Apa yang menjadi indikatornya? Jika dibaca indicator yang diperkenalkan Freedom House dan literature Ilmu Politik, maka pelaksanaan Pemilihan Umum, Balance of Power atau keseimbangan kekuasaan Eksekutif dan Legislative, Pers yang bebas, akses informasi perlindungan HAM, Rule of Law, Hak Politik warga yang dijamin UU, merupakan indicator utama. Dan, sejak 1998 hingga 2007, relative semua indicator tersebut di atas sudah terpenuhi. Bahkan, jika ditilik lebih jauh dalam konsep Larry Diamond dan Juan Liz, tingkat dukungan masyarakat dan kepercayaan rakyat atas demokrasi harus di atas 70%, dan gerakan anti demokrasi di bawah 10%, juga telah dicapai. Survey yang dilakukan LSI, Baik Lembaga Survey Indonesia maupun Lingkaran Survey Indonesia menunjukkan hal tersebut (data-data LSI soal demokratisasi dilakukan pada 2006 dan 2007). Tingkat dukungan terhadap demokratisasi bergerak pada kisaran 70-75, sementara gerakan anti demokrasi pada kisaran 10-12. Dengan demikian, tidak berlebihan memang, jika disimpulkan bahwa Indonesia merupakan salah satu Negara Demokratis terbesar (hitungan penduduk) dewasa ini.

Gugatan Itu …..

Tetapi, meskipun begitu, toch gugatan atas demokratisasi dan capaiannya di Indonesia bukanlah sepi. Maklum, bersamaan dengan perbaikan itu, korupsi justru semakin kasar. Sementara penegakan hukum masih tetap layu. Dan, dominasi partai politik dan yang namanya “good governance”, masih tetap barang “aneh”, dan maklum, bila kemudian perubahan pada aras kelembagaan tidak nampak signifikansinya dalam prilaku politik.
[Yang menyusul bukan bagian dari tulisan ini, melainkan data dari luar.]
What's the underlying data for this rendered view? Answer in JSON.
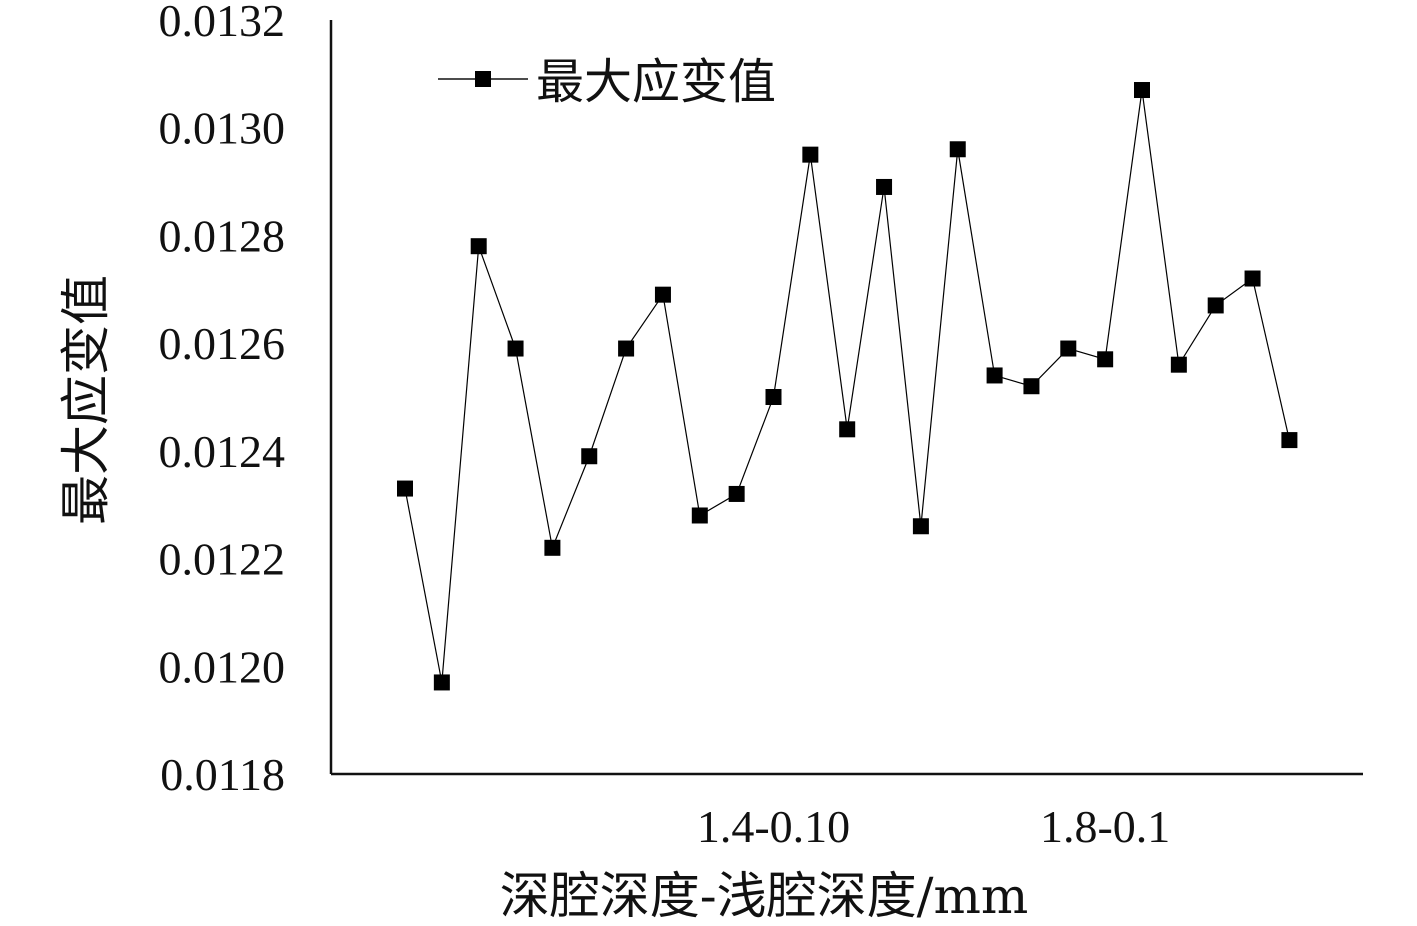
{
  "chart_data": {
    "type": "line",
    "title": "",
    "xlabel": "深腔深度-浅腔深度/mm",
    "ylabel": "最大应变值",
    "ylim": [
      0.0118,
      0.0132
    ],
    "y_ticks": [
      "0.0118",
      "0.0120",
      "0.0122",
      "0.0124",
      "0.0126",
      "0.0128",
      "0.0130",
      "0.0132"
    ],
    "x_tick_labels": [
      {
        "index": 10,
        "label": "1.4-0.10"
      },
      {
        "index": 19,
        "label": "1.8-0.1"
      }
    ],
    "grid": false,
    "legend": "top-left",
    "series": [
      {
        "name": "最大应变值",
        "color": "#000000",
        "marker": "square",
        "values": [
          0.01233,
          0.01197,
          0.01278,
          0.01259,
          0.01222,
          0.01239,
          0.01259,
          0.01269,
          0.01228,
          0.01232,
          0.0125,
          0.01295,
          0.01244,
          0.01289,
          0.01226,
          0.01296,
          0.01254,
          0.01252,
          0.01259,
          0.01257,
          0.01307,
          0.01256,
          0.01267,
          0.01272,
          0.01242
        ]
      }
    ]
  }
}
Sukses yang dicapai sejak tahun monumental demokrasi Indonesia 1998, selalu disebut sebagai sukses dalam kategori “demokrasi procedural”. Artinya, proses-proses dan kelembagaan demokrasi, memang sudah exist (ada dan hadir) dalam dinamika dan proses politik Indonesia. Tetapi, kualitas demokrasi dan perwakilan, masih belum terwujud dan terbukti dengan “Good Governance” yang masih miskin, penegakan hukum dan penanganan korupsi yang tebang pilih. Dan bahkan, imbasnya di bidang lain, semisal pemulihan ekonomi yang merangkak, dan bahkan prestasi olahraga di kawasan Asia Tenggara yang tetap terus tiarap sejak krisis tahun 1997.

Kajian mengenai kualitas demokrasi, lawan dan berseberangan dengan demokrasi procedural, memang melihat lebih kedalam. Melihat bukan cuma sekedar hadirnya kelembagaan politik (Pemilihan Umum, Partai Politik, DPR atau parlemen yang kuat, dst), tetapi melihat Demokrasi Perwakilan. Melihat bagaimana gender representative, bagaimana memandang apresiasi atas Hak Politik Rakyat, melihat akses masyarakat terhadap kebijakan publik, dan bagaimana kekuasaan dijalankan secara effisien dan effektif. Karena pendekatannya yang lebih pada pendalaman (deepen) demokrasi, maka pendekatan ini sering menuding pendekatan pertama sebagai “tidak memadai”. Pendekatan model ini, memang sering menjadi agenda dan dasar argumentasi kelompok civil society dan akademisi lainnya dalam menggugat pendekatan yang terlampau prosedural. Mesti ada pendalaman, bukan sekedar pada kelembagaan, tetapi bagaimana “filosofi demokrasi” itu sendiri, benar menyentuh lapisan masyarakat. Bukan dengan “tidak langsung” tetapi juga langsung berimplikasi pada interaksi keseharian dan kebutuhan ekspressi politik dan ekonomi masyarakat.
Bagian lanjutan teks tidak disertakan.